Moloka'i plant proposed for U.S. endangered list
One of the rarest of Hawai'i's rare plants is being proposed for the federal endangered species list.
Phyllostegia hispida, a non-aromatic member of the mint family, is so rare it has no common name. It exists only in the wet forests of eastern Moloka'i in the 2,300-foot to 4,200-foot elevation, where the loosely spreading vine forms large tangled masses.
The plant has been seen in the wild only eight times from 1910 to 1979, according to the U.S. Fish and Wildlife Service. Last April, 10 new wild plants were discovered within Pu'u Ali'i Natural Area Reserve.
Seeds and cuttings from those plants are maintained for propagation at the University of Hawai'i's Lyon Arboretum, the National Tropical Botanical Garden on Kaua'i, and Kalaupapa National Historical Park on Moloka'i.
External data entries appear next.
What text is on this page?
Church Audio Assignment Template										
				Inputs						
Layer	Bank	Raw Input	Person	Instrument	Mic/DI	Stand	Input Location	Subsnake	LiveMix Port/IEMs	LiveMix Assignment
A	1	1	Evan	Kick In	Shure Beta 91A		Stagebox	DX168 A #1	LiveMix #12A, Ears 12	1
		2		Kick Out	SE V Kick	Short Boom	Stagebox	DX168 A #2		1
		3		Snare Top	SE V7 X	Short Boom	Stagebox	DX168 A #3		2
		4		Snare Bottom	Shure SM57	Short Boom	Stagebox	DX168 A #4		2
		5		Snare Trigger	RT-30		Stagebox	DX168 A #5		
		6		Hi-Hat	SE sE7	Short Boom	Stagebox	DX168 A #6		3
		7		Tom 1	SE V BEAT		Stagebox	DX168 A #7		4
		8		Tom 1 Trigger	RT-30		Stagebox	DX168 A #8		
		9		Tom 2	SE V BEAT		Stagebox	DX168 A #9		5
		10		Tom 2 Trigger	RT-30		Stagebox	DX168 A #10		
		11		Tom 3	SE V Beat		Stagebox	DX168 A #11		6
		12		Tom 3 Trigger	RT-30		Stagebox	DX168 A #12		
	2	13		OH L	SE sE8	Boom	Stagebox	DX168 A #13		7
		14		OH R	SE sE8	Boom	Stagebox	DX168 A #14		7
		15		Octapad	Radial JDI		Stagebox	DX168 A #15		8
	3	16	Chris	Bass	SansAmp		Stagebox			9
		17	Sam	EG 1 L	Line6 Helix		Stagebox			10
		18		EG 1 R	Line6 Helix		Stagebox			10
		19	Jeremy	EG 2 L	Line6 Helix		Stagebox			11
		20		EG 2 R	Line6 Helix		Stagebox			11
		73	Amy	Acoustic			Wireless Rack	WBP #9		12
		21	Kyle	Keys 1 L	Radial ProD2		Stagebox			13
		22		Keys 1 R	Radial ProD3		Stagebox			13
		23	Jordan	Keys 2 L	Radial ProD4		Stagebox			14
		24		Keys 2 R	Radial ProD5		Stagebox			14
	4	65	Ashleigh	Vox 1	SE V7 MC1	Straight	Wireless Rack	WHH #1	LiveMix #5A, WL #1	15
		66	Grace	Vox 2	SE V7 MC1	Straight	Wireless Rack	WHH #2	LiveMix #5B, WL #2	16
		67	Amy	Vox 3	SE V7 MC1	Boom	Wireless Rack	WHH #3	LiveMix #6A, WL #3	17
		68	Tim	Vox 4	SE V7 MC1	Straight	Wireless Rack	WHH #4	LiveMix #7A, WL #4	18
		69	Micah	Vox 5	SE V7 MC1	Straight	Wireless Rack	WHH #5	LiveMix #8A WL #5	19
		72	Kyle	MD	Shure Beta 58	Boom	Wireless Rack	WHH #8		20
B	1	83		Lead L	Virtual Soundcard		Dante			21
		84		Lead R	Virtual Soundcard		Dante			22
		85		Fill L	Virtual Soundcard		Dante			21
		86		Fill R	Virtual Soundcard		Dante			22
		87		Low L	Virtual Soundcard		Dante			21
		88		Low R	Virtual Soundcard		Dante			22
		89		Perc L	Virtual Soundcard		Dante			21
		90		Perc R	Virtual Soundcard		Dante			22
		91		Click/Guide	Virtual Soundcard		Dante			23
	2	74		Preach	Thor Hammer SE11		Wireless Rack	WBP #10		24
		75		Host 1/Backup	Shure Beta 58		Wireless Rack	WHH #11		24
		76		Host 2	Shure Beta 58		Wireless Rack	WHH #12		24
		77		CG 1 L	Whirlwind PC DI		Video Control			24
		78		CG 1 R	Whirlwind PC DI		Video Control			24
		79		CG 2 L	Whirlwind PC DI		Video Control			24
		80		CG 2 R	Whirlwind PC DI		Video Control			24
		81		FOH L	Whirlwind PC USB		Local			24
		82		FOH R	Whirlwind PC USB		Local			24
A dozen Phyllostegia hispida grown in captivity were planted in the natural area reserve in April, and all but one were reported to be doing well, according to the Fish and Wildlife Service.
In June, another 12 plants were placed in an enclosure at The Nature Conservancy's Kamakou Preserve, bringing the total number of plants in the wild to 10 naturally occurring and 23 recently outplanted individuals.
Its low numbers are the most significant threat to the species, which make it particularly susceptible to extinction from random events such as hurricanes and disease outbreaks, the service said. Other threats include predation and habitat degradation by feral pigs, competition with invasive non-native plants, and possible predation by invertebrates such as slugs.
Phyllostegia hispida has been a candidate for listing under the Endangered Species Act since 1997.
The Fish and Wildlife Service is seeking public comment on the proposed rule to list Phyllostegia hispida as endangered. The service said it is especially interested in receiving information on any threats to the species; additional information concerning its range, distribution and population size, including the locations of additional populations; and current or planned activities in the areas occupied by the species and possible impacts.
The deadline for comment is April 21. Comments can be sent via the Federal eRulemaking Portal at www.regulations.gov; or by mail to: Public Comments Processing, Attn: RIN 1018-AV00; Division of Policy and Directives Management; U.S. Fish and Wildlife Service; 4401 N. Fairfax Drive, Suite 222; Arlington, VA 22203.